M5159 - Novulo Dataverzamelingen

M7606 - Novulo Applicatielogs bij dataverzameling obv expressie (optional, but useful in order to save Application logs based on the Data Collections, and being able to pair it with Mail Subscriptions)

M6704 - Novulo Mailen van applicatielogs (optional, but useful in order to have email sent to specific email address when certain logs for the Data Collections are set)

To create a data collection

Go to Management → Data collections and press the ‘+’ button:

  • Insert a “Description”
  • Select a “Type”:
    • A Snapshot Data Collection captures a point-in-time view of the selected data, preserving the results exactly as they existed at the defined moment of interval
    • A Period Data Collection evaluates data over a calculated time window. The window is defined by period_from and period_to, derived from the selected period (for example, daily, weekly, monthly, .. ) and its starting point.
  • Select a “Period”:
    • Manual means that the data are calculated when the data collection is run.
    • Daily, Weekly, … mean that you can filter your data based on a certain time-frame.

In the data definition section is where the magic happens:

  • Cardinality specifies whether a Data Collection produces a single measurement or multiple measurements.
    • If set to Single, you can just enter your expression that will retrieve only a single measurement.
    • With Multiple cardinality, the Data Collection operates on a record set. The configured expressions are evaluated individually for each selected record, producing multiple results.

You can run data collections in 2 ways, by using a scheduled task or by using the UI manually

Running Data Collections - Manual

Generate creates the Data Collection sets according to the configured start date and interval. When a past start date is selected (for example, last year with a daily interval), multiple sets are created—one per interval—up to the current date, be careful of performance in this case. The expressions are not evaluated during this step.

Generate and process performs the same generation step and immediately executes the expressions for all generated sets.

Running Data Collections - Scheduled task

If you are not familiar with the scheduled task, you can read How to add a new scheduled task

After a Data Collection is created, automated processing can be configured through the scheduler by using the Process generate_sets_for_collectioncontrollercomponent_xxxxx task. This allows Data Collections to be generated and processed at a predefined interval.

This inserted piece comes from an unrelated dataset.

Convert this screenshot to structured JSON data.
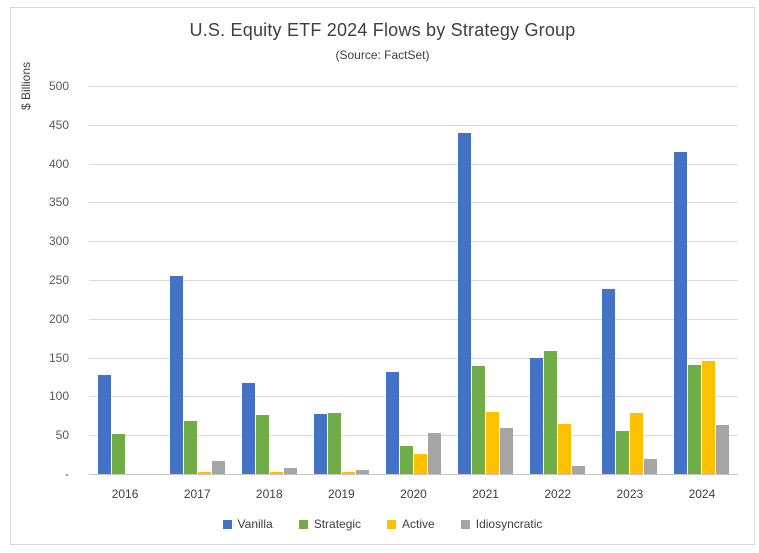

In practice, these tasks are commonly scheduled during low-usage periods, such as after business hours (especially for heavy queries), but depending on your business case you could also schedule them to run every 10 minutes.

Reading the result

For a simple, snapshot and manual data collection that runs every 15 minutes, the result will look something like this, showing the result of the data collection already on the same line of the data collection set:

While with a multiple cardinality, the values will be nested per record as set up previously:

Data collection for monitoring

To use Data Collections for monitoring and notifications, component M7606 and M6704 are required. It allows log rules to be defined for Data Collections and enables notification via application logs and mail subscriptions.

When defining a Log rule, we can provide a level of criticality for that rule:

This will be recorded in the application log, and creating a mail subscription on the “Data collection logging” emails can be received when the result of the data collection is interesting for a reason or another.

To know more on how to subscribe for a mail service, you can read Subscribe for e mails on certain application logs

Hi Marco,

We tested this and all seems to work fine.

We have set this up in the task scheduler and would like the result by email so we created a mail subscription.

However we still need to manually press below button to receive the e-mail.

The process behind this button (Application log - send to subscribers) is produced.

Of course we can create another task to call this process 5 min after the datacollection task but we would prefer to have the e-mail sent right after the datacollections task.

Do we need to create a component with a process that runs these 2 processes and put that in the task scheduler or is there a better way?